All patients in the study were bacteremic and 2 had pneumonia. Four of 12 patients (33.3%) all of whom presented with a clinical picture of sepsis, hypotension and metabolic acidosis, had a fatal outcome. Two cases in our study, both of whom presented after a brief duration of symptoms as sepsis syndrome, died a few hours after admission with cultures becoming positive afterwards. Two patients had forearm abscesses, two had septic arthritis, one patient each had epididymitis, parotitis, and one had both pyelonephritis and prostatic abscess, all of which are well recognized manifestations of melioidosis.
Most of our patients were treated either with a carbapenem or with ceftazidime; patients initially started on empiric carbapenem were later switched to ceftazidime after confirmation of etiology and antibiotic susceptibility report. Co-trimoxazole and/or doxycycline were continued in the eradication phase for 3 months with good response.

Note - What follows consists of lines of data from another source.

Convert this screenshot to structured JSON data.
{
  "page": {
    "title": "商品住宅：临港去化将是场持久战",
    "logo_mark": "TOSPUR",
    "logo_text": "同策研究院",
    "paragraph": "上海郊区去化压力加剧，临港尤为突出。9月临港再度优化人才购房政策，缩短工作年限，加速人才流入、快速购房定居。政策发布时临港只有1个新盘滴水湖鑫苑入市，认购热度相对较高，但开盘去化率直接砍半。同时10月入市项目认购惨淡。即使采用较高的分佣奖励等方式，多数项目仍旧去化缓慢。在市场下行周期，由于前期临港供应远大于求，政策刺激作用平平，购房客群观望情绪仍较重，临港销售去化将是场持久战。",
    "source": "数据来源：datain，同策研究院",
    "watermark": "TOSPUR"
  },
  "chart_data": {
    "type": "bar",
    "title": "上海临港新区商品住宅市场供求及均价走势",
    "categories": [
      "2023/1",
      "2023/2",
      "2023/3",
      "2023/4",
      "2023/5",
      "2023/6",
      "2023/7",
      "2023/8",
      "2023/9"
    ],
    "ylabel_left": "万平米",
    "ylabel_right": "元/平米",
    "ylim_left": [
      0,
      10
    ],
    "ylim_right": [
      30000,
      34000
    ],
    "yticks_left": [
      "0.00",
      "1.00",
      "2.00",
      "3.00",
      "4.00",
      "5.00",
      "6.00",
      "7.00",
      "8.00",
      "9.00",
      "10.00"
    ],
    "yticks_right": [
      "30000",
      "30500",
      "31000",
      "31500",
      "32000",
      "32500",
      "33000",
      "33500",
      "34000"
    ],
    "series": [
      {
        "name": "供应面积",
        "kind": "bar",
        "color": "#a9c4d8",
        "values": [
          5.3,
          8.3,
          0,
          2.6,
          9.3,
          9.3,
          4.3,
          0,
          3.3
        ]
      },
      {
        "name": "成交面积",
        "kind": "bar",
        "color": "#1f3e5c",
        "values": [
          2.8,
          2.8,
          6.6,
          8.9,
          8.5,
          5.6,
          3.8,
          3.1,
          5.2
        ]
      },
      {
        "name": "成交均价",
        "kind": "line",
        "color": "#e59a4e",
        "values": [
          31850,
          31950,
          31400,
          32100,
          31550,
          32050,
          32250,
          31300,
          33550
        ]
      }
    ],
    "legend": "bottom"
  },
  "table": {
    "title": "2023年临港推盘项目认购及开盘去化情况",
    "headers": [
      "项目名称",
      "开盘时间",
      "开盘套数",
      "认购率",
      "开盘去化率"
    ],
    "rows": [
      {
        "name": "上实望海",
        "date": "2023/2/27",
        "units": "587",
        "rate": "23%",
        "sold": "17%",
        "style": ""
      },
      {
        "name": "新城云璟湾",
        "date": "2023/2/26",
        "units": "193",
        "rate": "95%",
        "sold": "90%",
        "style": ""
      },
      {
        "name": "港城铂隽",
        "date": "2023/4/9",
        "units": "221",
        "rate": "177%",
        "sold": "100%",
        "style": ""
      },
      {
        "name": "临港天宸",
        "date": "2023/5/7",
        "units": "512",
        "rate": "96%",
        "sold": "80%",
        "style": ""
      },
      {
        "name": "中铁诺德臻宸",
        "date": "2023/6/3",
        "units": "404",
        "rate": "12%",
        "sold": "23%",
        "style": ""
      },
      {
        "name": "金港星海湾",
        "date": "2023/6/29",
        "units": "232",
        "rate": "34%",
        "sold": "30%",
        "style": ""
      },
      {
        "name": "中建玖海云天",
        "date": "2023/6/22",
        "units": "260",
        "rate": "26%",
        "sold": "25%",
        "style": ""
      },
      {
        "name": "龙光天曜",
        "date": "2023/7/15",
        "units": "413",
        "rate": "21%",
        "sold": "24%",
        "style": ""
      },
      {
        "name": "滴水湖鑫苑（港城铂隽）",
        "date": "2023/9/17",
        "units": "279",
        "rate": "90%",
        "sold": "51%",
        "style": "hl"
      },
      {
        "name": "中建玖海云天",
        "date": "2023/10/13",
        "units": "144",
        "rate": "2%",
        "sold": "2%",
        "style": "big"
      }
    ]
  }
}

A significant increase in melioidosis cases, especially bacteremic melioidosis, after flood exposure was noted in our center. Diabetes was the most common comorbidity found in our study and a third of patients had fatal outcome. After floods and heavy rainfall, a high index of suspicion is warranted for melioidosis in patients, especially diabetics, presenting with sepsis syndrome, pneumonia or abscesses, and empiric therapy may be warranted until the disease is excluded.